A cabin on an island offers solitude and camaraderie for retiring autoworker.
FARM ISLAND, MINN.
Three out of four summer weekends, Dave Selbo makes the 130-mile trek from his home in Prior Lake to his cabin up north. But unlike countless Minnesotans who plot similar pilgrimages, Selbo has to unload the groceries and stuff twice and pilot his pontoon boat to get to his beloved destination.
Selbo's cabin of 24 years is located in the middle of Farm Island Lake between Garrison and Aitkin, on the eastern shore of a wooded 25-acre, apostrophe-shaped island punctuated with wild asparagus and raspberries and a couple of foxes who came over in the wintertime. A mother bald eagle trains her young to fish off the dead tree on the point just north of Selbo's cabin.
"A little solitude is good for everyone once in a while," Selbo said. "But up here, you don't have to be lonely if you don't want to because there are all kinds of neighbors.

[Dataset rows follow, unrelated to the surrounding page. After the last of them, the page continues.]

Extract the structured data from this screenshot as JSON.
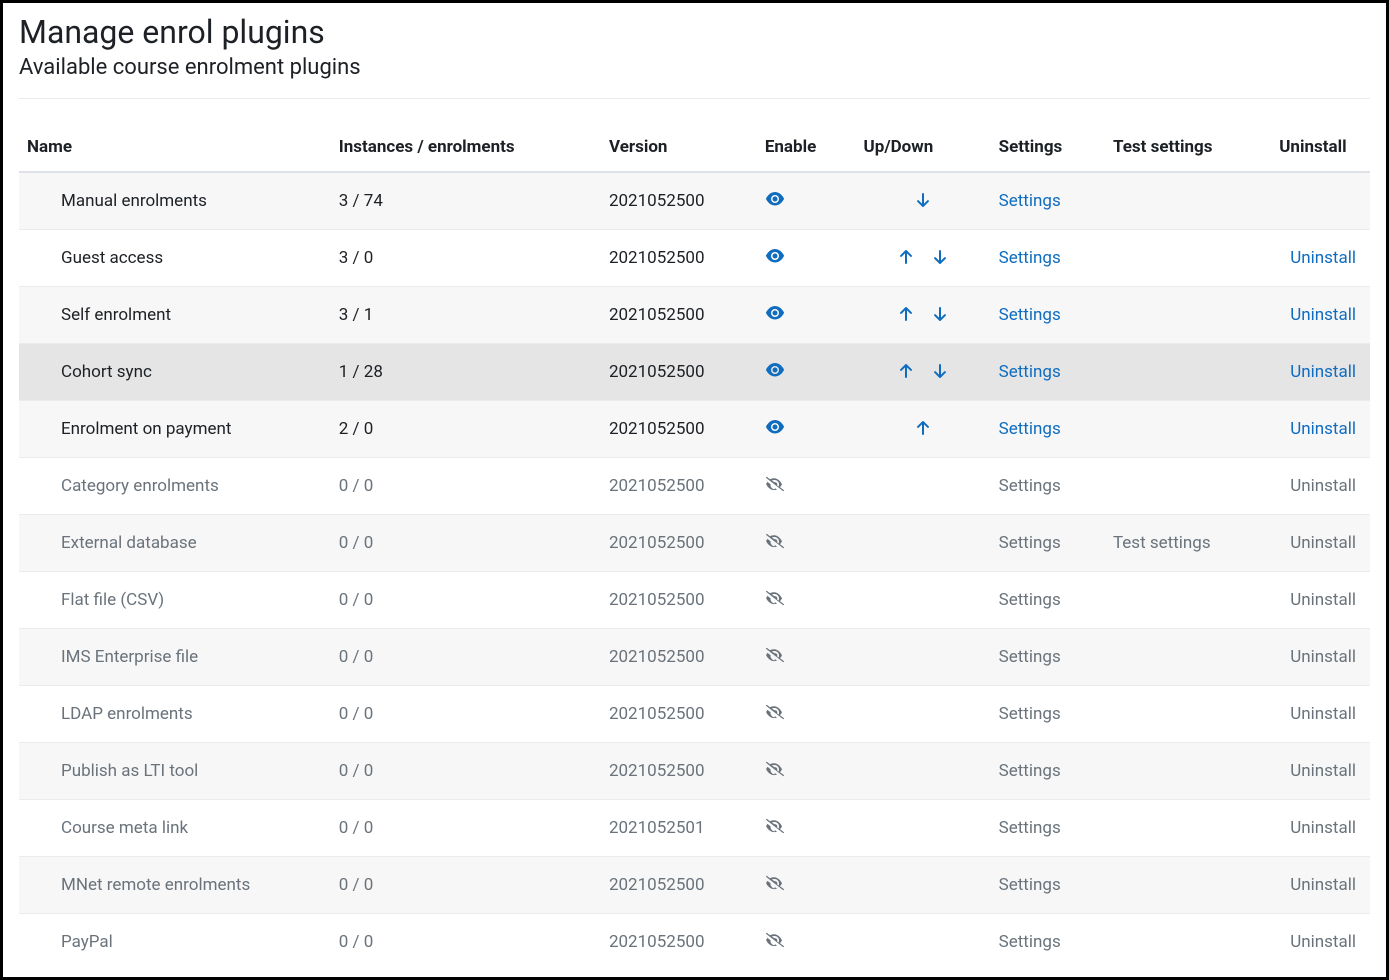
{
  "title": "Manage enrol plugins",
  "subtitle": "Available course enrolment plugins",
  "columns": {
    "name": "Name",
    "instances": "Instances / enrolments",
    "version": "Version",
    "enable": "Enable",
    "updown": "Up/Down",
    "settings": "Settings",
    "test": "Test settings",
    "uninstall": "Uninstall"
  },
  "labels": {
    "settings": "Settings",
    "test_settings": "Test settings",
    "uninstall": "Uninstall"
  },
  "colors": {
    "link": "#0f6cbf",
    "text": "#1d2125",
    "dimmed": "#6a737b",
    "stripe": "#f7f7f7",
    "hover": "#e5e5e5"
  },
  "rows": [
    {
      "name": "Manual enrolments",
      "instances": "3 / 74",
      "version": "2021052500",
      "enabled": true,
      "up": false,
      "down": true,
      "settings": true,
      "test": false,
      "uninstall": false,
      "hovered": false
    },
    {
      "name": "Guest access",
      "instances": "3 / 0",
      "version": "2021052500",
      "enabled": true,
      "up": true,
      "down": true,
      "settings": true,
      "test": false,
      "uninstall": true,
      "hovered": false
    },
    {
      "name": "Self enrolment",
      "instances": "3 / 1",
      "version": "2021052500",
      "enabled": true,
      "up": true,
      "down": true,
      "settings": true,
      "test": false,
      "uninstall": true,
      "hovered": false
    },
    {
      "name": "Cohort sync",
      "instances": "1 / 28",
      "version": "2021052500",
      "enabled": true,
      "up": true,
      "down": true,
      "settings": true,
      "test": false,
      "uninstall": true,
      "hovered": true
    },
    {
      "name": "Enrolment on payment",
      "instances": "2 / 0",
      "version": "2021052500",
      "enabled": true,
      "up": true,
      "down": false,
      "settings": true,
      "test": false,
      "uninstall": true,
      "hovered": false
    },
    {
      "name": "Category enrolments",
      "instances": "0 / 0",
      "version": "2021052500",
      "enabled": false,
      "up": false,
      "down": false,
      "settings": true,
      "test": false,
      "uninstall": true,
      "hovered": false
    },
    {
      "name": "External database",
      "instances": "0 / 0",
      "version": "2021052500",
      "enabled": false,
      "up": false,
      "down": false,
      "settings": true,
      "test": true,
      "uninstall": true,
      "hovered": false
    },
    {
      "name": "Flat file (CSV)",
      "instances": "0 / 0",
      "version": "2021052500",
      "enabled": false,
      "up": false,
      "down": false,
      "settings": true,
      "test": false,
      "uninstall": true,
      "hovered": false
    },
    {
      "name": "IMS Enterprise file",
      "instances": "0 / 0",
      "version": "2021052500",
      "enabled": false,
      "up": false,
      "down": false,
      "settings": true,
      "test": false,
      "uninstall": true,
      "hovered": false
    },
    {
      "name": "LDAP enrolments",
      "instances": "0 / 0",
      "version": "2021052500",
      "enabled": false,
      "up": false,
      "down": false,
      "settings": true,
      "test": false,
      "uninstall": true,
      "hovered": false
    },
    {
      "name": "Publish as LTI tool",
      "instances": "0 / 0",
      "version": "2021052500",
      "enabled": false,
      "up": false,
      "down": false,
      "settings": true,
      "test": false,
      "uninstall": true,
      "hovered": false
    },
    {
      "name": "Course meta link",
      "instances": "0 / 0",
      "version": "2021052501",
      "enabled": false,
      "up": false,
      "down": false,
      "settings": true,
      "test": false,
      "uninstall": true,
      "hovered": false
    },
    {
      "name": "MNet remote enrolments",
      "instances": "0 / 0",
      "version": "2021052500",
      "enabled": false,
      "up": false,
      "down": false,
      "settings": true,
      "test": false,
      "uninstall": true,
      "hovered": false
    },
    {
      "name": "PayPal",
      "instances": "0 / 0",
      "version": "2021052500",
      "enabled": false,
      "up": false,
      "down": false,
      "settings": true,
      "test": false,
      "uninstall": true,
      "hovered": false
    }
  ]
}
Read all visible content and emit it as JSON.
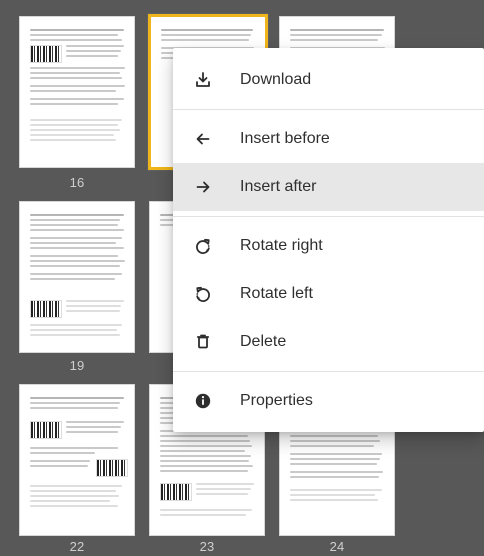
{
  "thumbnails": [
    {
      "page": "16"
    },
    {
      "page": "19"
    },
    {
      "page": "22"
    },
    {
      "page": "23"
    },
    {
      "page": "24"
    }
  ],
  "menu": {
    "download": "Download",
    "insert_before": "Insert before",
    "insert_after": "Insert after",
    "rotate_right": "Rotate right",
    "rotate_left": "Rotate left",
    "delete": "Delete",
    "properties": "Properties"
  },
  "icons": {
    "download": "download-icon",
    "insert_before": "arrow-left-icon",
    "insert_after": "arrow-right-icon",
    "rotate_right": "rotate-right-icon",
    "rotate_left": "rotate-left-icon",
    "delete": "trash-icon",
    "properties": "info-icon"
  },
  "colors": {
    "background": "#585858",
    "selected_outline": "#f0b51a",
    "menu_hover": "#e7e7e7"
  }
}
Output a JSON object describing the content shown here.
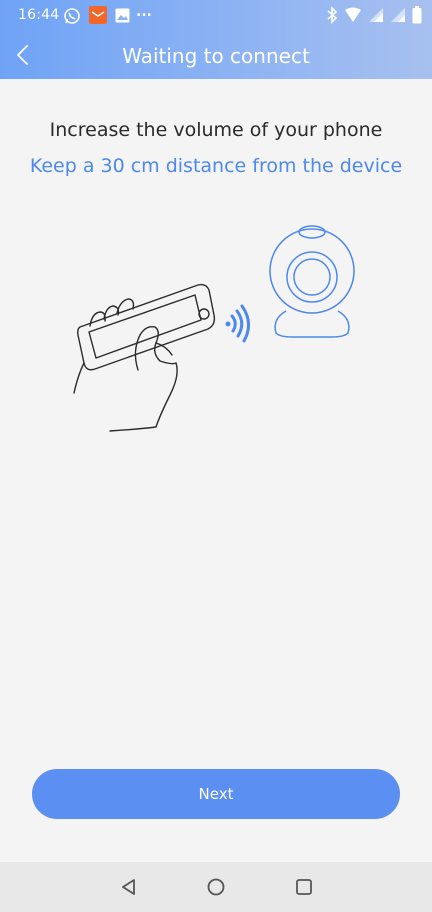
{
  "status_bar": {
    "time": "16:44",
    "more_indicator": "...",
    "left_icons": [
      "whatsapp-icon",
      "mail-app-icon",
      "gallery-icon"
    ],
    "right_icons": [
      "bluetooth-icon",
      "wifi-icon",
      "signal-icon",
      "signal-icon",
      "battery-icon"
    ]
  },
  "app_bar": {
    "title": "Waiting to connect",
    "back_icon": "chevron-left-icon"
  },
  "instructions": {
    "main": "Increase the volume of your phone",
    "sub": "Keep a 30 cm distance from the device"
  },
  "illustration": {
    "icons": [
      "hand-holding-phone-icon",
      "sound-waves-icon",
      "camera-device-icon"
    ]
  },
  "actions": {
    "next_label": "Next"
  },
  "nav_bar": {
    "buttons": [
      "back-triangle-icon",
      "home-circle-icon",
      "recents-square-icon"
    ]
  },
  "colors": {
    "accent": "#5b8ff2",
    "subtitle": "#4d88ec",
    "header_start": "#6fa3f6",
    "header_end": "#a7c0ef",
    "background": "#f4f4f4"
  }
}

If you need help, they're here to give it to you before you ask for it."
The island once hosted a sheep farm but has since been divvied up into a couple dozen lots. About 12 families have cabins on Farm Island, some with double lots. Although they have no legal association, they call themselves the Farm Island Club, and collectively they own the middle of the island, haul off the trash and share a marina a long-skipped stone's throw across the lake.
About 10 years ago, the islanders went in together on a backhoe, transported it across the winter ice and hired a guy to dig out septic systems. The outhouse era was over. The next winter, they brought the backhoe back to the mainland.
"And we sold it for more than we paid," Selbo said, with a chuckle.
The Selbos -- Dave; his wife of 44 years, Stephanie; two daughters and four grandkids -- are part of the isle's second wave. A few of the families are original and most are summertime-only occupants. A native of Jamestown, N.D., who grew up in south Minneapolis, Selbo worked for 30 years at the Ford Motor Co. plant in St. Paul and now mediates problems between Ford and suppliers for his own company.
He plans to retire by year's end to spend more time on the island. He's thinking of redoing the exposed well and enclosing the crawl space for winter living.
"I love the fall out here after everyone's closed up, the kids are back in school, the leaves are starting to turn and the walleye are getting active again," he said. "The lake isn't crowded after school starts until I close her up around Halloween."
Back in Prior Lake, Selbo wakes up about 5 a.m. every day. At the cabin, he "sleeps in" until 7 a.m. With a cabin facing east, he can watch the sun rise but not set. When the kids complain that they can't see the sunset like neighbors on the other side of the island, "I tell them to take a movie and play it backwards."